As Louisiana voters await a resolution, voters in South Carolina remain in a similar predicament stemming from a lawsuit over a redrawn Republican-backed congressional map. The South Carolina State Conference of the NAACP sued the state in 2021 after the map was approved by the GOP-controlled Legislature, alleging an unconstitutional gerrymander in violation of the 14th and 15th Amendments.

The plaintiffs alleged that the map — which changed the composition of the state’s 1st and 6th congressional districts — was racially discriminatory because while it appeared to preserve Black voting strength in the 6th Congressional District, it weakened Black voters’ ability to influence elections in any of the other congressional districts by moving a “disproportionate number of white voters from the First and Second districts into the Sixth district.”

After the case went to trial in January of 2023, a three-judge panel struck down South Carolina’s 1st Congressional District, holding that “the movement of over 30,000 African Americans in a single county from Congressional District No. 1 to Congressional District No. 6 created a stark racial gerrymander of Charleston County,” which is geographically split between the 1st and 6th Congressional Districts. 

Republican lawmakers appealed to the U.S. Supreme Court and asked for a reversal of the lower court decision. The Court agreed to take the case, and heard oral argument last October.

But months went by and a ruling never came. Then, in March of this year, the district court that rejected the map issued a decision allowing South Carolina to use it in the 2024 elections because “the present circumstances make it plainly impractical for the Court to adopt a remedial plan” in time for the June primary.

“Racial gerrymandering is something that courts have always struggled with,” Li told Democracy Docket. “Because the Supreme Court has created this weird binary that it can be race or it can be politics. And the reality is that a lot of times, it’s a little of both, especially in the South.”

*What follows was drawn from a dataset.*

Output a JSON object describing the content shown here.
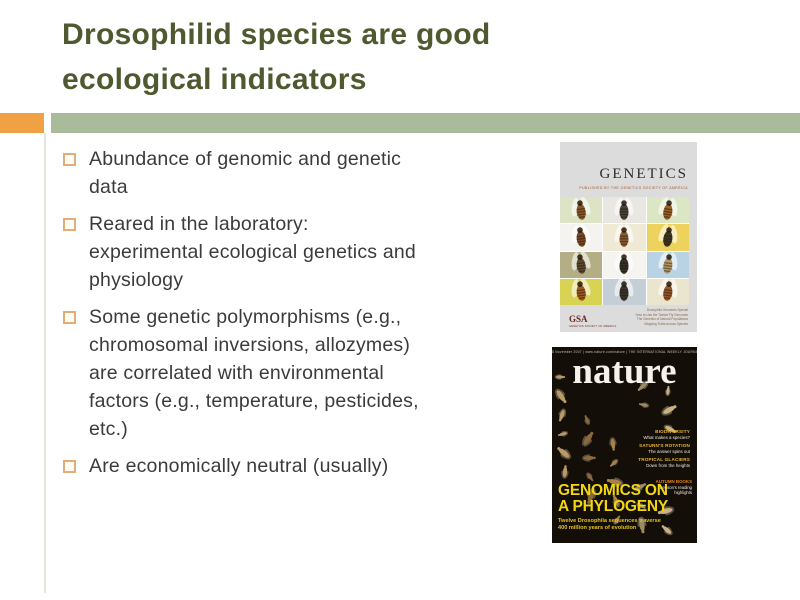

Evans noted that, in the Louisiana case, the court ruled that the current approved map can’t go forward. He told Democracy Docket that there are seven different versions of congressional maps that the plaintiffs’ legal team submitted to the Legislature throughout the process.

Still, he’s optimistic that the high Court will resolve the case. “It’s always a roll of the dice when you go to the Supreme Court,” Evans said. “With that said, the court just ruled in the favor of Black voters less than a year ago in the Alabama case. So that gives us hope.”